Mayor Jim Gray, Council-member Tom Blues and members of the McConnell’s Trace Homeowners Association cut a ribbon Thursday to officially open the McConnell’s Trace Greenway.
“Congratulations to these neighbors, who worked hard to make the restoration of this greenway happen,” Gray said. “The new greenway walking path is a great opportunity to enjoy the outdoors, get some exercise and have fun.”
Council-member Tom Blues said he hopes the McConnell’s Trace Greenway will be a model for other neighborhoods. “This beautifully restored greenway is a product of the neighborhood’s investment of time and effort, plus professional expertise from the city and a local environmental and engineering consultant, EcoGro,” he said. “The neighborhood now has a recovered natural space, a place of passive recreation and environmental education, an environmental and aesthetic triumph.”
D.G. Gridley, a member of the McConnell’s Trace Neighborhood Association, said the greenway is a source of pride for the neighborhood. "Property values, water quality, access to Town Branch Trail, and the looks of the McConnell’s Trace Greenway have all been improved thanks to the city funding the work done by Russ Turpin and others at EcoGro,” Gridley said. “One other thing has been improved: our attitude. We can now look at this greenway as a source of pride, hope, and enjoyment as it continues to grow and increase in beauty into the future.”
Before the restoration project, the city says the 1,500-foot greenway that runs between McConnell’s Trace and Long Branch Drive had suffered serious erosion, which pollutes creeks and streams, and was littered with construction debris. In addition, the greenway had become overgrown with invasive plants.
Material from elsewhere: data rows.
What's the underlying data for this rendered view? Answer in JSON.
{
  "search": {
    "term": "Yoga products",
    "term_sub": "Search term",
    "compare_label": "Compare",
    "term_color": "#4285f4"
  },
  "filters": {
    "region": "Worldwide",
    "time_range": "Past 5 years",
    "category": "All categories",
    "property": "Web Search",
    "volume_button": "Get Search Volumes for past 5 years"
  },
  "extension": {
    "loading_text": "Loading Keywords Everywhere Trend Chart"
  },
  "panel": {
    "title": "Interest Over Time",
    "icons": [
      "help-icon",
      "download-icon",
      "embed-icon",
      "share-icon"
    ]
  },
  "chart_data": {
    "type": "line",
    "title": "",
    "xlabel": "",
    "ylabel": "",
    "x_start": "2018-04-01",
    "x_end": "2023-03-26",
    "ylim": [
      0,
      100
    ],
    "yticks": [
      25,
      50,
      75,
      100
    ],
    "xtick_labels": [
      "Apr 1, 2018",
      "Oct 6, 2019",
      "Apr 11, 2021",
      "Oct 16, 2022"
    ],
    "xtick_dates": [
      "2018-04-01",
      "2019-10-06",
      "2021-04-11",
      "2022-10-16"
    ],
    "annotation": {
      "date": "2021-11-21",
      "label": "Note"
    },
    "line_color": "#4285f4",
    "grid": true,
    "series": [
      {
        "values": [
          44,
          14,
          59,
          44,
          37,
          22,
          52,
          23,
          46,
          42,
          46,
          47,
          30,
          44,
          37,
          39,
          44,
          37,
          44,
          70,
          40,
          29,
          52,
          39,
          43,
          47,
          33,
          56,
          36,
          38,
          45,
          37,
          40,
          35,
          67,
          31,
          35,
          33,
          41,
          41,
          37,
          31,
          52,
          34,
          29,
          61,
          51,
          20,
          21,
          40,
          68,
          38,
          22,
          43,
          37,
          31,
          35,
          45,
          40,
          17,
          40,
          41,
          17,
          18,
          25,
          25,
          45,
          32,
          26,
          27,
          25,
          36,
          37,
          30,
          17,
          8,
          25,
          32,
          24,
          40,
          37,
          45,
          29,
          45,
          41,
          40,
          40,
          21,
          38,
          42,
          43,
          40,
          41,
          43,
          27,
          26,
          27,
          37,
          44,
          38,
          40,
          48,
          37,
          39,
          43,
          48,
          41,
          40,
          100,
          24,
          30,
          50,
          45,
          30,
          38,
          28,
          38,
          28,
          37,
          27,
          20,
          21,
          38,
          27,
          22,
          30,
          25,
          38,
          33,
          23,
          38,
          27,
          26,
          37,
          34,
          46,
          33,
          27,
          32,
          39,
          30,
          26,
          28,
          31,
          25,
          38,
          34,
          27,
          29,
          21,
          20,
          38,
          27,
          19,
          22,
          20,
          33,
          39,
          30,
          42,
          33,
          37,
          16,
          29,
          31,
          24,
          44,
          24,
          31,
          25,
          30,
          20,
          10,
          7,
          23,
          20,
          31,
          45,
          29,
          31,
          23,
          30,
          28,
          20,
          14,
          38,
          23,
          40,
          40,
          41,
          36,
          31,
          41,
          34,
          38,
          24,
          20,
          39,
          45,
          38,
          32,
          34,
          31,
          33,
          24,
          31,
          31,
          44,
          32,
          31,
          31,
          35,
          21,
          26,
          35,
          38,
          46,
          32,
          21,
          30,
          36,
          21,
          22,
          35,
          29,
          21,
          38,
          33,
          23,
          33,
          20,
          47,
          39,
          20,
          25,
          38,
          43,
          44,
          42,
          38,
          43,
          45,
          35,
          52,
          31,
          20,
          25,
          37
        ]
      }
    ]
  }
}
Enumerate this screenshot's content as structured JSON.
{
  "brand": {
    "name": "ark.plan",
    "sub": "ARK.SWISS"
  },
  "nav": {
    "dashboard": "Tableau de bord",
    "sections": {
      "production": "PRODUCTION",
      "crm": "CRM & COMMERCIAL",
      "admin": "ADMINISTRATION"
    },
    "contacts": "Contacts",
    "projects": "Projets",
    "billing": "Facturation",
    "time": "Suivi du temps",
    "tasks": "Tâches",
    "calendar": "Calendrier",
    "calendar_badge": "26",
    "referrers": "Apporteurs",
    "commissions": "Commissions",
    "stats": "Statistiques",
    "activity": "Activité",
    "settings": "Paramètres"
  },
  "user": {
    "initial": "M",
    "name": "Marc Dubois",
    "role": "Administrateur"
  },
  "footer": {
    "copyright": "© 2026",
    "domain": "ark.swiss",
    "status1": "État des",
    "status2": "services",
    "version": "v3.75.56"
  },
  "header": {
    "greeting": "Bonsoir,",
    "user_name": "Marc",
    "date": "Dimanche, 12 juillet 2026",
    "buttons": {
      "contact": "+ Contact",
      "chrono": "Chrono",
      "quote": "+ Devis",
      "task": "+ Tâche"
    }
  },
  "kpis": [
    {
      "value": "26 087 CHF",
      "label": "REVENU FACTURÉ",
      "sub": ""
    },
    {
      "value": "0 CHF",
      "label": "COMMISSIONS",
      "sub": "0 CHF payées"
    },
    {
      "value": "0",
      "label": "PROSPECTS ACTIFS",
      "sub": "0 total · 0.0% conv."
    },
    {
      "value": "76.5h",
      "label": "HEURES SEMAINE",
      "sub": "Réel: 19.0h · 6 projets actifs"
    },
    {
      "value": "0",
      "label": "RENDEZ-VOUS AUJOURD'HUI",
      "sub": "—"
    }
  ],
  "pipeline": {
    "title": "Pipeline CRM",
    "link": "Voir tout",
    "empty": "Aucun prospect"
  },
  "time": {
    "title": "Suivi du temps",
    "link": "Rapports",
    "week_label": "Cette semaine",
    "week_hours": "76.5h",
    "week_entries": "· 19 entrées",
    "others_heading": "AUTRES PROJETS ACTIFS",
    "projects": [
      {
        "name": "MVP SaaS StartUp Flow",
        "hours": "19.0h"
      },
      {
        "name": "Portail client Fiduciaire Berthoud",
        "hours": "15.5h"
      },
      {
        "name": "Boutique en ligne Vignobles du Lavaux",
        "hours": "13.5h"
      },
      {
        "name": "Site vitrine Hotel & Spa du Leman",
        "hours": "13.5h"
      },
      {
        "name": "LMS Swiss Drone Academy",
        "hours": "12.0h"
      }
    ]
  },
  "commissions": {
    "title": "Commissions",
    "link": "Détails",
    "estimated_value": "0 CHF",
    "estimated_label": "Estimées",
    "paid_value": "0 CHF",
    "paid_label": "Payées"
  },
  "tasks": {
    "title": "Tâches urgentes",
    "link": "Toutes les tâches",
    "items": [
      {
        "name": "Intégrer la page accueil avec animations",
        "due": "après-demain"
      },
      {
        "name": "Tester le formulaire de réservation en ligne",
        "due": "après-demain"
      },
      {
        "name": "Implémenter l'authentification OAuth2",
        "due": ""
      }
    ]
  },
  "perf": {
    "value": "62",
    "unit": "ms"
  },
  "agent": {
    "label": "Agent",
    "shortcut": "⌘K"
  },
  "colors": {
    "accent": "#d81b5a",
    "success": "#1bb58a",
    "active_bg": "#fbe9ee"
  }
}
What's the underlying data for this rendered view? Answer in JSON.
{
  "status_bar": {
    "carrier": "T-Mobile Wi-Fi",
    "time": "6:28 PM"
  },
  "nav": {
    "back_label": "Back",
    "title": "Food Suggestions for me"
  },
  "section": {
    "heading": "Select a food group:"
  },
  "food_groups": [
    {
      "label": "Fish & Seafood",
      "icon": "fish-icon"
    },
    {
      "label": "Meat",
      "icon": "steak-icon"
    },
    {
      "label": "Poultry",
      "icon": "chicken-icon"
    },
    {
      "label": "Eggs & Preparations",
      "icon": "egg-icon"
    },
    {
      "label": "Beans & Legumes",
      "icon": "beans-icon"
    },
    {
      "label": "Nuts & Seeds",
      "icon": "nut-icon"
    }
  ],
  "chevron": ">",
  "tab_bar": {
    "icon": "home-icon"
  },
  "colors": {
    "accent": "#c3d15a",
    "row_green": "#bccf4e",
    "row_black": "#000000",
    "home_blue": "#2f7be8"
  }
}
Keith Lovan, a city engineer who worked with contractors on the project, said the $130,000 restoration project included a new, mulched walking path. They also replaced invasive plants with native plants, lined the tributary to Town Branch Creek, which runs along the path, with native stone and added native stone benches along the path. The city has installed flower beds, filled with wildflowers, and planted approximately 300 trees, including 100 bur oaks. There is now a subsurface drainage system that allows surface run-off to quickly sink into the ground.
The greenway property was donated to the city by Dennis Anderson, who developed McConnell’s Trace Subdivision, in 2002.
Lexington’s greenway program started in1998 to protect streams and waterways.